Onlara şunları söyledim:

1. Asla ve asla umutsuz olmayacaksınız. 
2. Önce Allah'a sonra kendinize sonra da bize güveneceksiniz. 

"Kaynak var mı?" diye sordular. Kaynak var dedim. Kaynağın nereye kullanacağını siyasi otorite belirliyor. Onlara şu örneği verdim, AK Parti iktidarının son bir yılda ödediği faiz 134 milyar dolar lira. Kime gidiyor bu faiz? Kim alıyor bu faizi? Bir lira alan var mı diye sordum. Dolayısıyla ödediğimiz faiz bütçedeki bütün geliri yok ediyor. O zaman yapmamız gereken üreten Türkiye'nin ne olduğunu göstermek.

İktidarın ilk haftasında yapacaklarını tekrarladı

Buradan geçen grup toplantısında açıkladığımız iktidarımızın ilk bir haftasında ne yapacağımı açıklamıştım. Aynı açıklamayı tekrar yapmak isterim. 

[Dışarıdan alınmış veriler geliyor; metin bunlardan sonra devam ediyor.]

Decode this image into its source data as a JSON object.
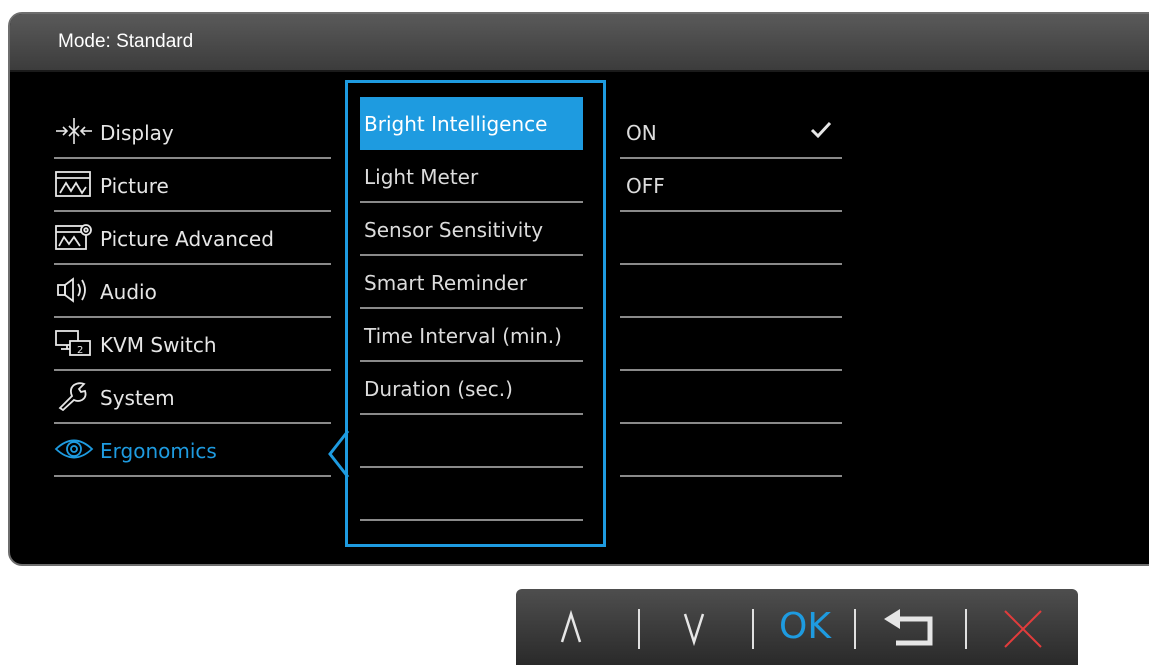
{
  "header": {
    "title": "Mode: Standard"
  },
  "main_menu": {
    "items": [
      {
        "label": "Display",
        "icon": "display-icon",
        "active": false
      },
      {
        "label": "Picture",
        "icon": "picture-icon",
        "active": false
      },
      {
        "label": "Picture Advanced",
        "icon": "picture-advanced-icon",
        "active": false
      },
      {
        "label": "Audio",
        "icon": "audio-icon",
        "active": false
      },
      {
        "label": "KVM Switch",
        "icon": "kvm-switch-icon",
        "active": false
      },
      {
        "label": "System",
        "icon": "wrench-icon",
        "active": false
      },
      {
        "label": "Ergonomics",
        "icon": "eye-icon",
        "active": true
      }
    ]
  },
  "sub_menu": {
    "items": [
      {
        "label": "Bright Intelligence",
        "selected": true
      },
      {
        "label": "Light Meter",
        "selected": false
      },
      {
        "label": "Sensor Sensitivity",
        "selected": false
      },
      {
        "label": "Smart Reminder",
        "selected": false
      },
      {
        "label": "Time Interval (min.)",
        "selected": false
      },
      {
        "label": "Duration (sec.)",
        "selected": false
      }
    ]
  },
  "options": {
    "items": [
      {
        "label": "ON",
        "checked": true
      },
      {
        "label": "OFF",
        "checked": false
      }
    ]
  },
  "button_bar": {
    "up": "up-icon",
    "down": "down-icon",
    "ok_label": "OK",
    "back": "back-icon",
    "exit": "close-icon"
  },
  "colors": {
    "accent": "#1e9be0",
    "exit": "#e23c3c",
    "background": "#000000"
  }
}
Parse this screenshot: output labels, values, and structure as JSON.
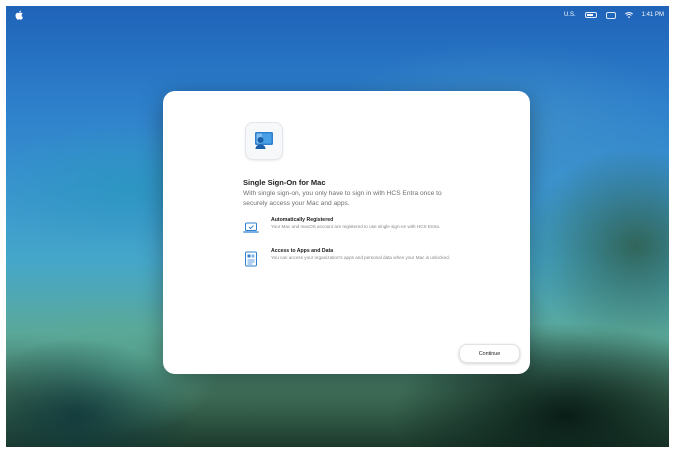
{
  "menubar": {
    "apple_icon": "apple-icon",
    "keyboard_layout": "U.S.",
    "time": "1:41 PM"
  },
  "dialog": {
    "app_icon": "company-portal-icon",
    "title": "Single Sign-On for Mac",
    "subtitle": "With single sign-on, you only have to sign in with HCS Entra once to securely access your Mac and apps.",
    "features": [
      {
        "icon": "laptop-registered-icon",
        "title": "Automatically Registered",
        "description": "Your Mac and macOS account are registered to use single sign-on with HCS Entra."
      },
      {
        "icon": "apps-data-icon",
        "title": "Access to Apps and Data",
        "description": "You can access your organization's apps and personal data when your Mac is unlocked."
      }
    ],
    "continue_label": "Continue"
  },
  "colors": {
    "dialog_bg": "#ffffff",
    "accent_blue": "#2f7fd0",
    "desktop_top": "#1f63b8"
  }
}
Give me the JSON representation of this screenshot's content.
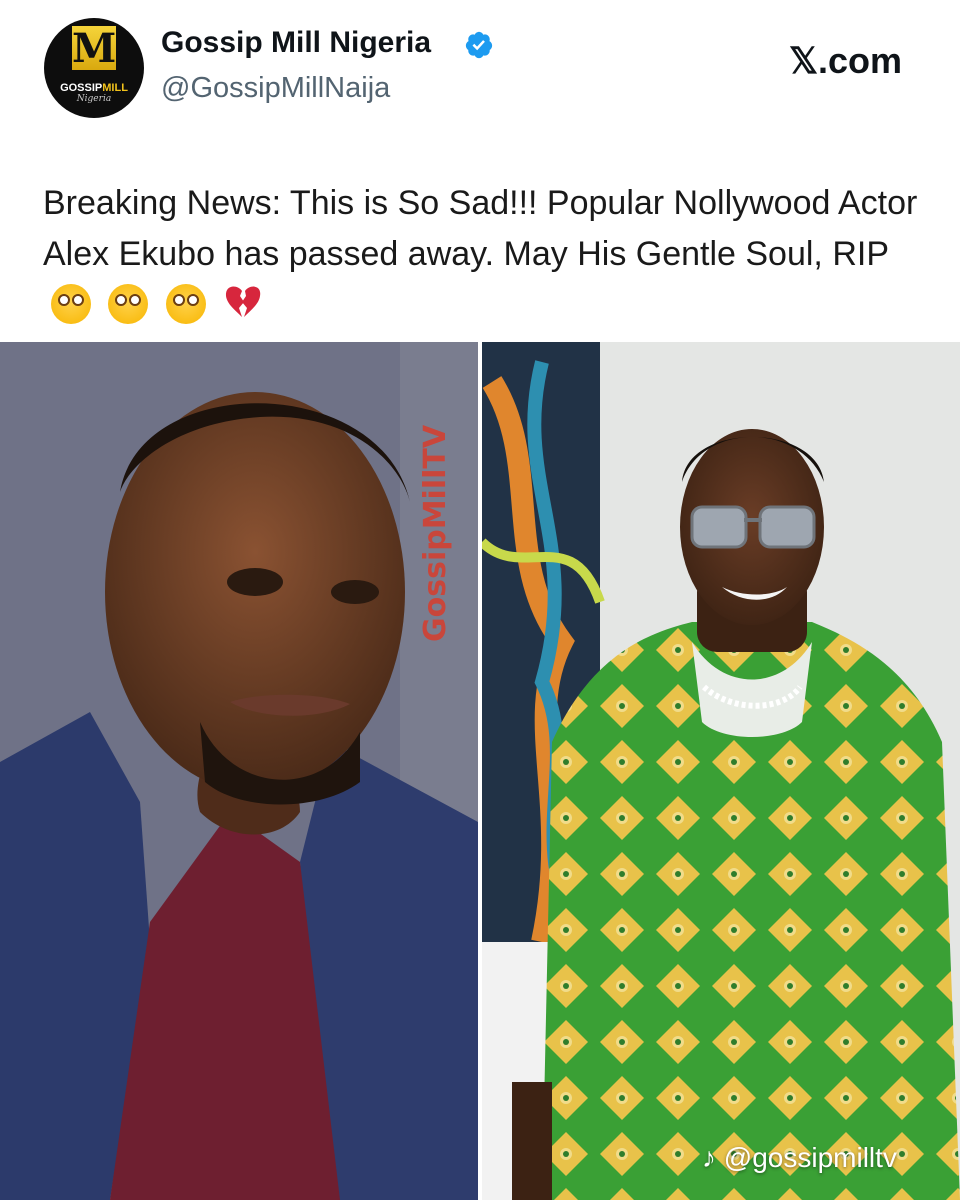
{
  "post": {
    "account_name": "Gossip Mill Nigeria",
    "handle": "@GossipMillNaija",
    "site": "𝕏.com",
    "text": "Breaking News: This is So Sad!!! Popular Nollywood Actor Alex Ekubo has passed away. May His Gentle Soul, RIP",
    "emojis": [
      "flushed-face",
      "flushed-face",
      "flushed-face",
      "broken-heart"
    ],
    "avatar": {
      "letter": "M",
      "brand_part1": "GOSSIP",
      "brand_part2": "MILL",
      "sub": "Nigeria"
    }
  },
  "overlay": {
    "watermark": "GossipMillTV",
    "tiktok_handle": "@gossipmilltv"
  },
  "colors": {
    "verified": "#1d9bf0",
    "watermark": "#c9463b",
    "handle": "#536471",
    "avatar_gold": "#f1c21b"
  }
}
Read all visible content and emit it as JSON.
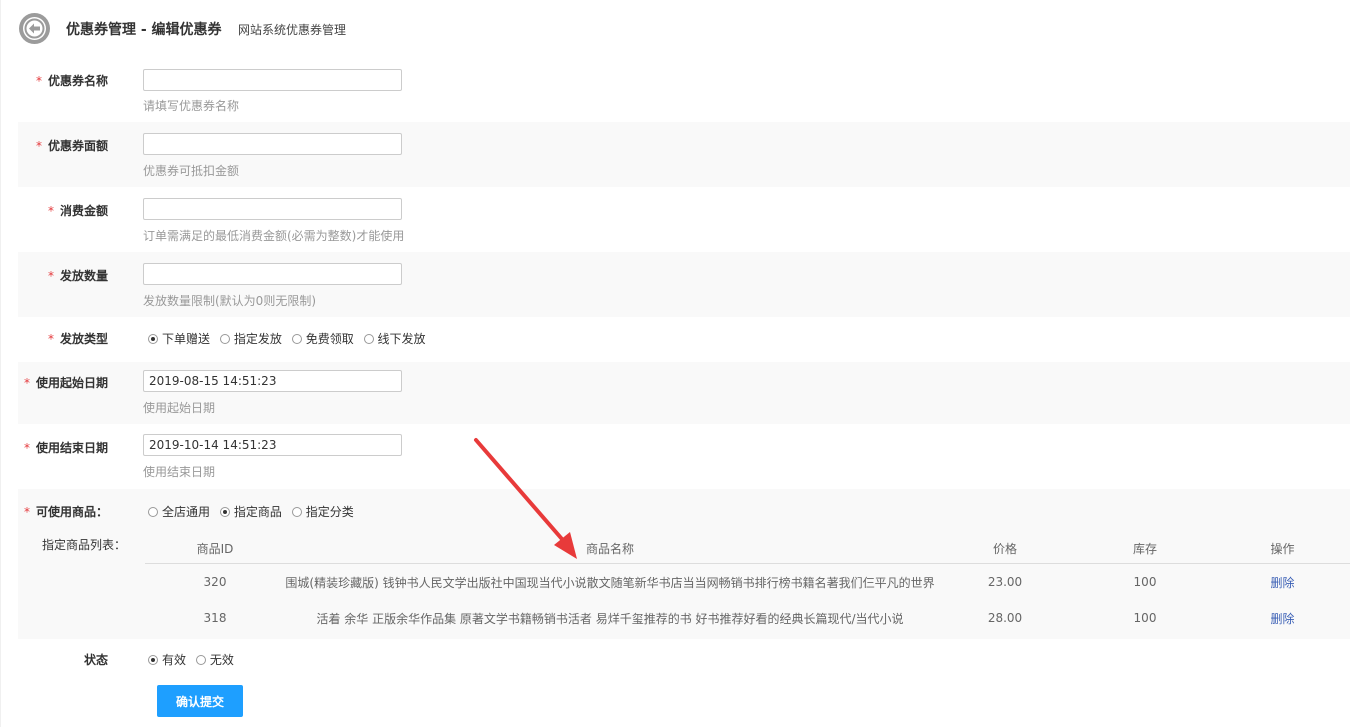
{
  "header": {
    "title": "优惠券管理 - 编辑优惠券",
    "subtitle": "网站系统优惠券管理"
  },
  "form": {
    "name": {
      "label": "优惠券名称",
      "value": "",
      "help": "请填写优惠券名称"
    },
    "amount": {
      "label": "优惠券面额",
      "value": "",
      "help": "优惠券可抵扣金额"
    },
    "min_spend": {
      "label": "消费金额",
      "value": "",
      "help": "订单需满足的最低消费金额(必需为整数)才能使用"
    },
    "quantity": {
      "label": "发放数量",
      "value": "",
      "help": "发放数量限制(默认为0则无限制)"
    },
    "issue_type": {
      "label": "发放类型",
      "options": [
        "下单赠送",
        "指定发放",
        "免费领取",
        "线下发放"
      ],
      "selected": 0
    },
    "start_date": {
      "label": "使用起始日期",
      "value": "2019-08-15 14:51:23",
      "help": "使用起始日期"
    },
    "end_date": {
      "label": "使用结束日期",
      "value": "2019-10-14 14:51:23",
      "help": "使用结束日期"
    },
    "goods_scope": {
      "label": "可使用商品：",
      "options": [
        "全店通用",
        "指定商品",
        "指定分类"
      ],
      "selected": 1
    },
    "goods_list_label": "指定商品列表：",
    "status": {
      "label": "状态",
      "options": [
        "有效",
        "无效"
      ],
      "selected": 0
    },
    "submit_label": "确认提交"
  },
  "goods_table": {
    "headers": [
      "商品ID",
      "商品名称",
      "价格",
      "库存",
      "操作"
    ],
    "rows": [
      {
        "id": "320",
        "name": "围城(精装珍藏版) 钱钟书人民文学出版社中国现当代小说散文随笔新华书店当当网畅销书排行榜书籍名著我们仨平凡的世界",
        "price": "23.00",
        "stock": "100",
        "action": "删除"
      },
      {
        "id": "318",
        "name": "活着 余华 正版余华作品集 原著文学书籍畅销书活者 易烊千玺推荐的书 好书推荐好看的经典长篇现代/当代小说",
        "price": "28.00",
        "stock": "100",
        "action": "删除"
      }
    ]
  },
  "colors": {
    "required_star": "#e4393c",
    "primary_button": "#1e9fff",
    "link": "#3a5fb5",
    "annotation_arrow": "#e83a3a"
  }
}
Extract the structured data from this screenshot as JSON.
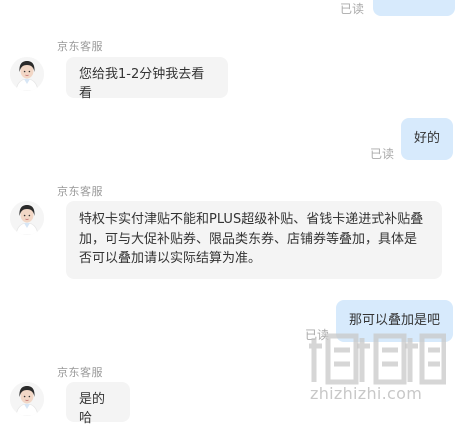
{
  "colors": {
    "agent_bubble": "#f4f4f4",
    "user_bubble": "#d7eafc",
    "read_text": "#aaaaaa",
    "name_text": "#9a9a9a"
  },
  "messages": [
    {
      "from": "user",
      "text": "",
      "status": "已读"
    },
    {
      "from": "agent",
      "name": "京东客服",
      "avatar": "agent-avatar",
      "text": "您给我1-2分钟我去看看"
    },
    {
      "from": "user",
      "text": "好的",
      "status": "已读"
    },
    {
      "from": "agent",
      "name": "京东客服",
      "avatar": "agent-avatar",
      "text": "特权卡实付津贴不能和PLUS超级补贴、省钱卡递进式补贴叠加，可与大促补贴券、限品类东券、店铺券等叠加，具体是否可以叠加请以实际结算为准。"
    },
    {
      "from": "user",
      "text": "那可以叠加是吧",
      "status": "已读"
    },
    {
      "from": "agent",
      "name": "京东客服",
      "avatar": "agent-avatar",
      "text": "是的哈"
    }
  ],
  "watermark": {
    "text": "zhizhizhi.com",
    "logo": "zhi-logo"
  }
}
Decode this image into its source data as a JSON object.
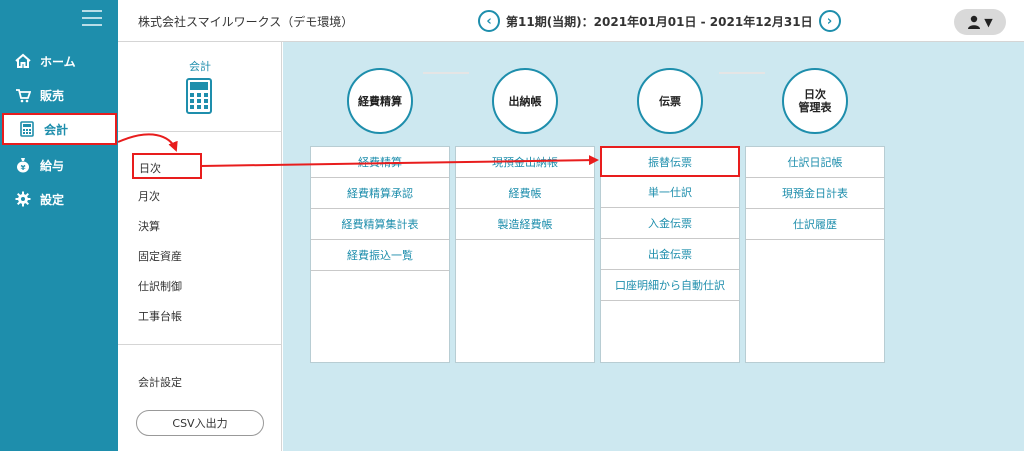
{
  "sidebar": {
    "items": [
      {
        "label": "ホーム",
        "icon": "home-icon"
      },
      {
        "label": "販売",
        "icon": "cart-icon"
      },
      {
        "label": "会計",
        "icon": "calculator-icon"
      },
      {
        "label": "給与",
        "icon": "money-bag-icon"
      },
      {
        "label": "設定",
        "icon": "gear-icon"
      }
    ],
    "active_index": 2
  },
  "header": {
    "company": "株式会社スマイルワークス（デモ環境）",
    "period": "第11期(当期)：2021年01月01日 - 2021年12月31日",
    "prev_glyph": "‹",
    "next_glyph": "›",
    "user_caret": "▼"
  },
  "submenu": {
    "title": "会計",
    "items": [
      "日次",
      "月次",
      "決算",
      "固定資産",
      "仕訳制御",
      "工事台帳"
    ],
    "active_index": 0,
    "settings": "会計設定",
    "csv_button": "CSV入出力"
  },
  "groups": [
    {
      "title": "経費精算",
      "items": [
        "経費精算",
        "経費精算承認",
        "経費精算集計表",
        "経費振込一覧"
      ]
    },
    {
      "title": "出納帳",
      "items": [
        "現預金出納帳",
        "経費帳",
        "製造経費帳"
      ]
    },
    {
      "title": "伝票",
      "items": [
        "振替伝票",
        "単一仕訳",
        "入金伝票",
        "出金伝票",
        "口座明細から自動仕訳"
      ],
      "highlight_index": 0
    },
    {
      "title_line1": "日次",
      "title_line2": "管理表",
      "items": [
        "仕訳日記帳",
        "現預金日計表",
        "仕訳履歴"
      ]
    }
  ],
  "colors": {
    "accent": "#1e8eac",
    "main_bg": "#cde8f0",
    "highlight": "#e81d1d"
  }
}
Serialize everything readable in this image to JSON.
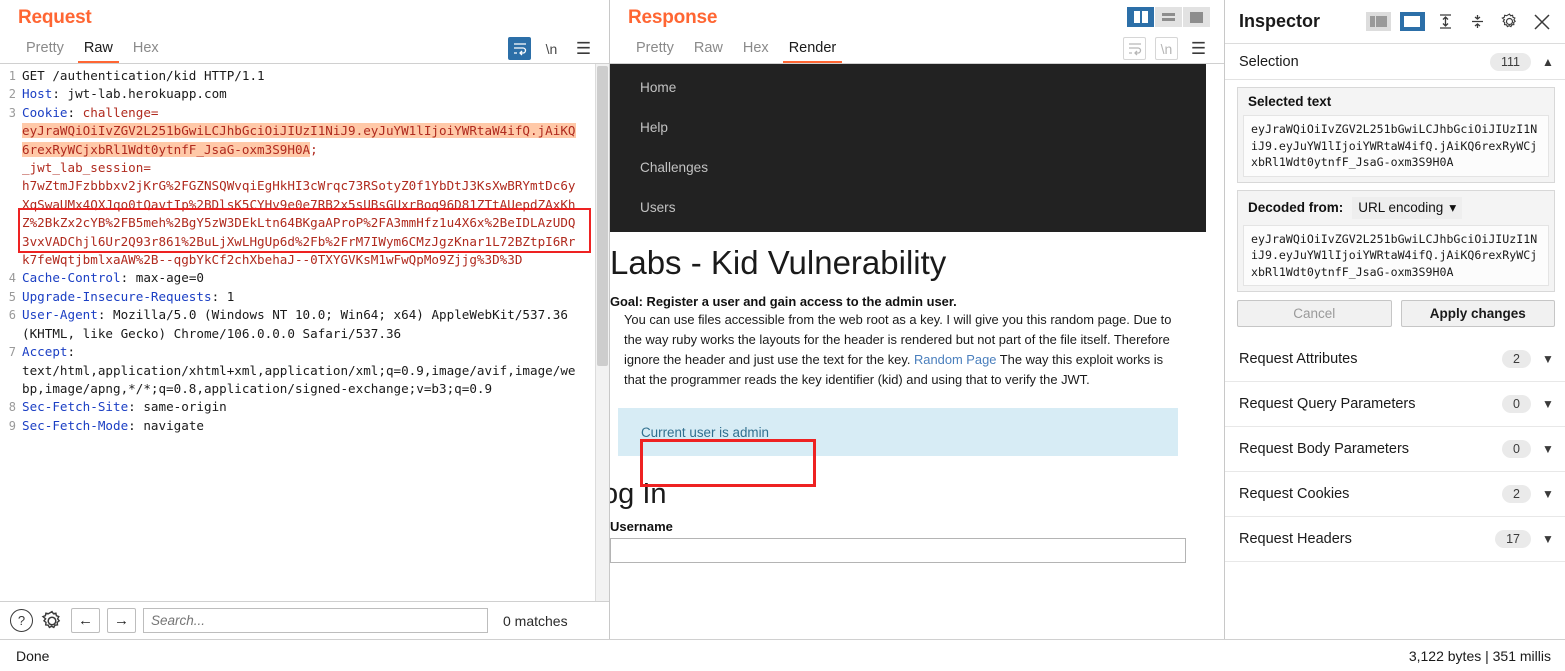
{
  "request": {
    "title": "Request",
    "tabs": [
      {
        "label": "Pretty",
        "active": false
      },
      {
        "label": "Raw",
        "active": true
      },
      {
        "label": "Hex",
        "active": false
      }
    ],
    "toolbar_icons": [
      "word-wrap-icon",
      "newline-icon",
      "menu-icon"
    ],
    "newline_label": "\\n",
    "lines": [
      {
        "no": "1",
        "text": "GET /authentication/kid HTTP/1.1"
      },
      {
        "no": "2",
        "text": "Host: jwt-lab.herokuapp.com"
      },
      {
        "no": "3",
        "text": "Cookie: challenge="
      },
      {
        "no": "4",
        "text": "Cache-Control: max-age=0"
      },
      {
        "no": "5",
        "text": "Upgrade-Insecure-Requests: 1"
      },
      {
        "no": "6",
        "text": "User-Agent: Mozilla/5.0 (Windows NT 10.0; Win64; x64) AppleWebKit/537.36 (KHTML, like Gecko) Chrome/106.0.0.0 Safari/537.36"
      },
      {
        "no": "7",
        "text": "Accept: text/html,application/xhtml+xml,application/xml;q=0.9,image/avif,image/webp,image/apng,*/*;q=0.8,application/signed-exchange;v=b3;q=0.9"
      },
      {
        "no": "8",
        "text": "Sec-Fetch-Site: same-origin"
      },
      {
        "no": "9",
        "text": "Sec-Fetch-Mode: navigate"
      }
    ],
    "line1_method": "GET",
    "line1_path": " /authentication/kid HTTP/1.1",
    "line2_name": "Host",
    "line2_value": " jwt-lab.herokuapp.com",
    "line3_name": "Cookie",
    "line3_key": " challenge",
    "line3_eq": "=",
    "jwt_token": "eyJraWQiOiIvZGV2L251bGwiLCJhbGciOiJIUzI1NiJ9.eyJuYW1lIjoiYWRtaW4ifQ.jAiKQ6rexRyWCjxbRl1Wdt0ytnfF_JsaG-oxm3S9H0A",
    "jwt_semicolon": ";",
    "session_name": "_jwt_lab_session",
    "session_value": "h7wZtmJFzbbbxv2jKrG%2FGZNSQWvqiEgHkHI3cWrqc73RSotyZ0f1YbDtJ3KsXwBRYmtDc6yXqSwaUMx4QXJqo0tQavtIp%2BDlsK5CYHv9e0e7RB2x5sUBsGUxrBoq96D81ZTtAUepdZAxKhZ%2BkZx2cYB%2FB5meh%2BgY5zW3DEkLtn64BKgaAProP%2FA3mmHfz1u4X6x%2BeIDLAzUDQ3vxVADChjl6Ur2Q93r861%2BuLjXwLHgUp6d%2Fb%2FrM7IWym6CMzJgzKnar1L72BZtpI6Rrk7feWqtjbmlxaAW%2B--qgbYkCf2chXbehaJ--0TXYGVKsM1wFwQpMo9Zjjg%3D%3D",
    "hdr4_name": "Cache-Control",
    "hdr4_value": " max-age=0",
    "hdr5_name": "Upgrade-Insecure-Requests",
    "hdr5_value": " 1",
    "hdr6_name": "User-Agent",
    "hdr6_value": " Mozilla/5.0 (Windows NT 10.0; Win64; x64) AppleWebKit/537.36 (KHTML, like Gecko) Chrome/106.0.0.0 Safari/537.36",
    "hdr7_name": "Accept",
    "hdr7_value": "text/html,application/xhtml+xml,application/xml;q=0.9,image/avif,image/webp,image/apng,*/*;q=0.8,application/signed-exchange;v=b3;q=0.9",
    "hdr8_name": "Sec-Fetch-Site",
    "hdr8_value": " same-origin",
    "hdr9_name": "Sec-Fetch-Mode",
    "hdr9_value": " navigate",
    "find": {
      "placeholder": "Search...",
      "value": "",
      "matches": "0 matches",
      "help_icon": "?",
      "prev_icon": "←",
      "next_icon": "→"
    }
  },
  "response": {
    "title": "Response",
    "tabs": [
      {
        "label": "Pretty",
        "active": false
      },
      {
        "label": "Raw",
        "active": false
      },
      {
        "label": "Hex",
        "active": false
      },
      {
        "label": "Render",
        "active": true
      }
    ],
    "newline_label": "\\n",
    "rendered": {
      "nav": [
        "Home",
        "Help",
        "Challenges",
        "Users"
      ],
      "heading": "Labs - Kid Vulnerability",
      "goal": "Goal: Register a user and gain access to the admin user.",
      "paragraph_1": "You can use files accessible from the web root as a key. I will give you this random page. Due to the way ruby works the layouts for the header is rendered but not part of the file itself. Therefore ignore the header and just use the text for the key.",
      "link": "Random Page",
      "paragraph_2": "The way this exploit works is that the programmer reads the key identifier (kid) and using that to verify the JWT.",
      "alert": "Current user is admin",
      "login_heading": "og In",
      "username_label": "Username",
      "username_value": ""
    }
  },
  "inspector": {
    "title": "Inspector",
    "selection": {
      "label": "Selection",
      "count": "111"
    },
    "selected_text": {
      "title": "Selected text",
      "value": "eyJraWQiOiIvZGV2L251bGwiLCJhbGciOiJIUzI1NiJ9.eyJuYW1lIjoiYWRtaW4ifQ.jAiKQ6rexRyWCjxbRl1Wdt0ytnfF_JsaG-oxm3S9H0A"
    },
    "decoded": {
      "label": "Decoded from:",
      "selected_option": "URL encoding",
      "value": "eyJraWQiOiIvZGV2L251bGwiLCJhbGciOiJIUzI1NiJ9.eyJuYW1lIjoiYWRtaW4ifQ.jAiKQ6rexRyWCjxbRl1Wdt0ytnfF_JsaG-oxm3S9H0A"
    },
    "cancel_label": "Cancel",
    "apply_label": "Apply changes",
    "sections": [
      {
        "label": "Request Attributes",
        "count": "2"
      },
      {
        "label": "Request Query Parameters",
        "count": "0"
      },
      {
        "label": "Request Body Parameters",
        "count": "0"
      },
      {
        "label": "Request Cookies",
        "count": "2"
      },
      {
        "label": "Request Headers",
        "count": "17"
      }
    ]
  },
  "statusbar": {
    "left": "Done",
    "right": "3,122 bytes | 351 millis"
  },
  "colors": {
    "accent": "#ff6633",
    "blue": "#2c6fa8",
    "header_name": "#1b3fc4",
    "cookie_red": "#b02a1e",
    "highlight": "#ffc9a8",
    "redbox": "#ee2222",
    "alert_bg": "#d7ecf5",
    "alert_text": "#31708f"
  }
}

  • Katar Ordusu'na peşkeş çekilen Tank-Palet fabrikasını hemen alıp orduya iade edeceğiz.
  • 15 Temmuz şehit ve gazilerimiz için toplanan paraları bir gün içinde hak sahiplerine iade edeceğiz.
  • Beşiktaş saldırısında hayatını kaybeden polis ve vatandaşlarımız için toplanan para hak sahiplerine verilecek.
  • Çiftçilerin bankalardan çektikleri kredilerin faizleri sıfırlanacak. 
  • Esnafın pandemi döneminde aldığı kredinin faizleri silinecek. Ana para da konuşularak taksite bağlanacak. 
  • Bir kararname ile esnafın stopaj vergisi kaldırılacak. 
  • Süleyman Şah Türbesini o vatanda toprağına götürmek bayrağımızı orada dalgalandırmak bizim görevimiz olacak. Biz gerçekten kalkınmayı, büyümeyi getireceğiz.